Martin Francoeur

La loi est dure, mais c’est la loi

ÉDITORIAL / Dura lex, sed lex. La loi est dure mais c’est la loi. Voilà une réalité qui frappe de plein fouet les propriétaires de chalets situés en Haute-Mauricie. En raison de l’arrêté ministériel concernant la fermeture de l’accès à certaines régions éloignées, bon nombre de villégiateurs n’ont plus accès à leur résidence secondaire. Leur frustration est certainement compréhensible mais il reste que cette consigne est essentielle dans un contexte où on cherche à freiner la propagation de la COVID-19.

Il est vrai, comme le mentionne Luc Martin dans une lettre d’opinion publiée jeudi, que des contribuables qui payent des taxes à la Ville de La Tuque se retrouvent privés de la jouissance de leur bien. Ils ne peuvent se rendre à leur résidence secondaire, que ce soit pour échapper à la lassitude des villes en période de confinement ou simplement pour aller s’assurer que leur propriété n’est pas endommagée ou qu’elle n’a pas été visitée par des personnes mal intentionnées.

Mais dans un contexte d’urgence sanitaire, la décision gouvernementale et la volonté des élus locaux de faire respecter les limitations d’accès sont aussi compréhensibles.

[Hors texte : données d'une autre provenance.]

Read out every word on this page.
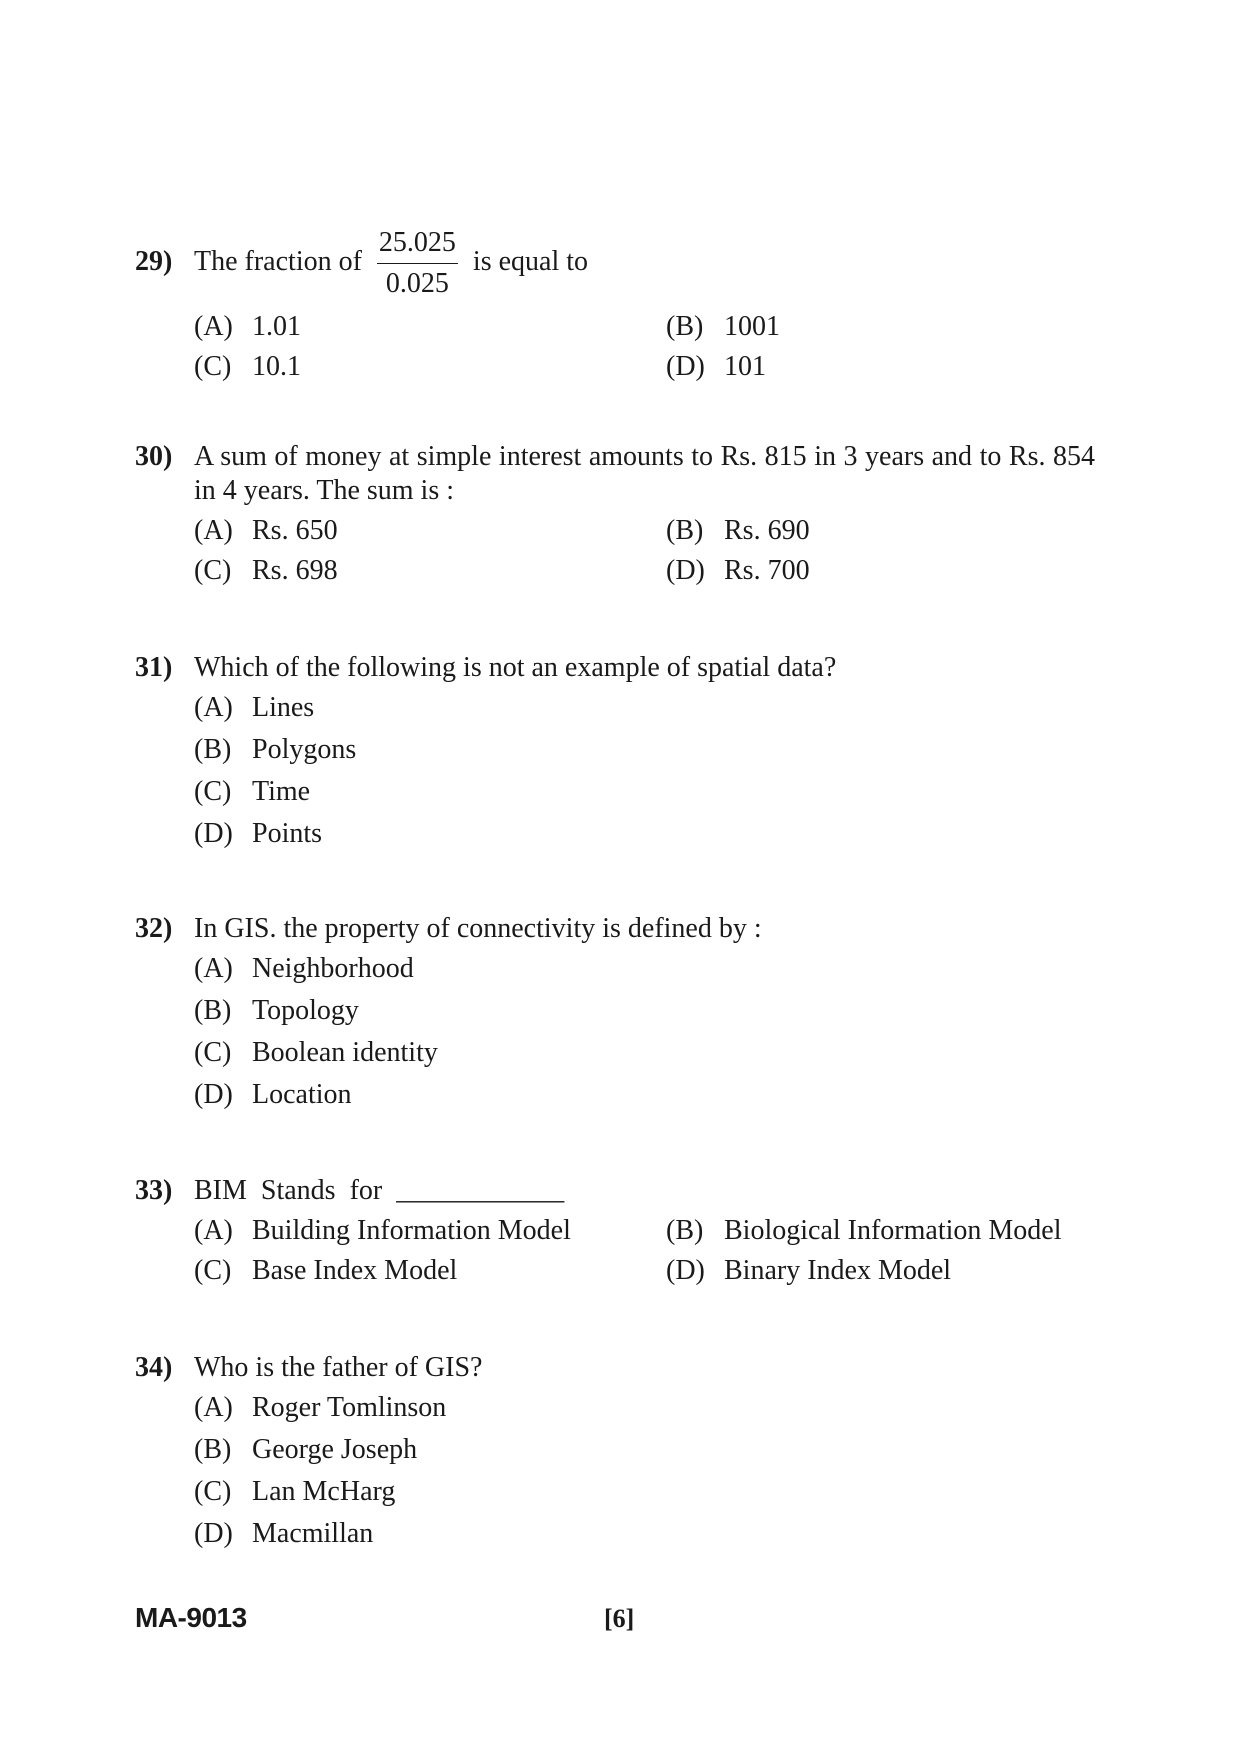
29) The fraction of $\frac{25.025}{0.025}$ is equal to
(A) 1.01	(B) 1001
(C) 10.1	(D) 101
30) A sum of money at simple interest amounts to Rs. 815 in 3 years and to Rs. 854 in 4 years. The sum is :
(A) Rs. 650	(B) Rs. 690
(C) Rs. 698	(D) Rs. 700
31) Which of the following is not an example of spatial data?
(A) Lines
(B) Polygons
(C) Time
(D) Points
32) In GIS. the property of connectivity is defined by :
(A) Neighborhood
(B) Topology
(C) Boolean identity
(D) Location
33) BIM  Stands  for  ____________
(A) Building Information Model	(B) Biological Information Model
(C) Base Index Model	(D) Binary Index Model
34) Who is the father of GIS?
(A) Roger Tomlinson
(B) George Joseph
(C) Lan McHarg
(D) Macmillan
MA-9013	[6]
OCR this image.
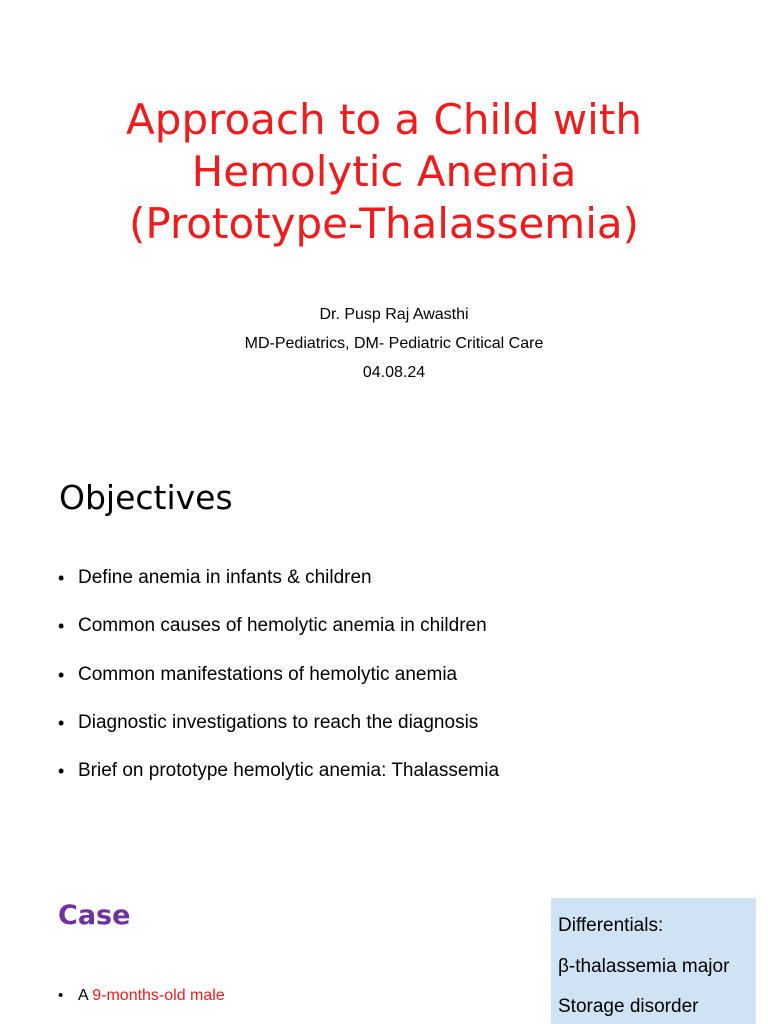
Approach to a Child with
Hemolytic Anemia
(Prototype-Thalassemia)
Dr. Pusp Raj Awasthi
MD-Pediatrics, DM- Pediatric Critical Care
04.08.24
Objectives
• Define anemia in infants & children
• Common causes of hemolytic anemia in children
• Common manifestations of hemolytic anemia
• Diagnostic investigations to reach the diagnosis
• Brief on prototype hemolytic anemia: Thalassemia
Case
• A 9-months-old male
Differentials:
β-thalassemia major
Storage disorder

Le 1er avril dernier, le gouvernement du Québec a décrété que l’agglomération de La Tuque faisait maintenant partie des régions protégées par des points de contrôle routiers pour limiter la propagation de la COVID-19. Tous les déplacements jugés non essentiels sont interdits, incluant le fait d’aller à son chalet.

À La Tuque, on compte plus de chalets que de résidences principales. Sur les quelque 4220 résidences secondaires disséminées sur le très vaste territoire de la ville, environ 85 % appartiendraient, selon le maire Pierre-David Tremblay, à des propriétaires qui habitent à l’extérieur de l’agglomération latuquoise.

On comprend alors la volonté d’éviter un incessant va-et-vient de propriétaires de chalets entre les territoires situés plus au sud et la Haute-Mauricie. On comprend surtout la volonté de ne pas créer de pression supplémentaire sur les commerces et les services essentiels. On doit comprendre, enfin, la nécessité de ne pas augmenter – même ponctuellement – la population sur le territoire desservi par un hôpital qui ne pourrait pas répondre adéquatement à une hausse soudaine de visites à l’urgence ou d’hospitalisations.

Les contrôles routiers établis sur les routes donnant accès à la Haute-Mauricie ont déjà été le point de demi-tour de plusieurs propriétaires de chalets qui souhaitaient se rendre à leur propriété. L’application de la consigne incombe aux policiers qui sont présents à ces points de contrôle. La mesure semble être généralement bien respectée puisqu’on note une baisse de la circulation sur les voies d’accès à l’agglomération de La Tuque.

Si l’interdiction d’accès à la région pour les personnes de l’extérieur est acceptable pour des raisons sanitaires, il pourrait néanmoins être pertinent de se pencher sur une façon de dédommager les propriétaires privés de leur bien. Est-ce que ça peut passer par un crédit de taxes qui pourrait être financé par un programme spécial du gouvernement? La question mérite d’être posée et d’être analysée sérieusement.

Mais c’est le genre de question qui pourra être réglée une fois que la tempête se sera apaisée. D’ici là, il importe que les villes et municipalités comme La Tuque, de même que les forces policières présentes sur le territoire, assurent un service de patrouille pour décourager les potentiels malfaiteurs.

D’ici quelques semaines, les mesures de déconfinement pourraient englober une levée partielle et progressive des limitations d’accès à certains territoires situés dans les régions dites éloignées qui ont fait l’objet d’arrêtés ministériels depuis la fin mars. Il sera pertinent d’y aller secteur par secteur pour éviter que des milliers de personnes prennent d’assaut la Haute-Mauricie en même temps.

Les villégiateurs et résidents saisonniers ont un impact économique important et il sera tout à fait normal de donner suite à leurs doléances. Mais pour l’instant, il faut s’y résigner: c’est l’enjeu sanitaire qui importe le plus.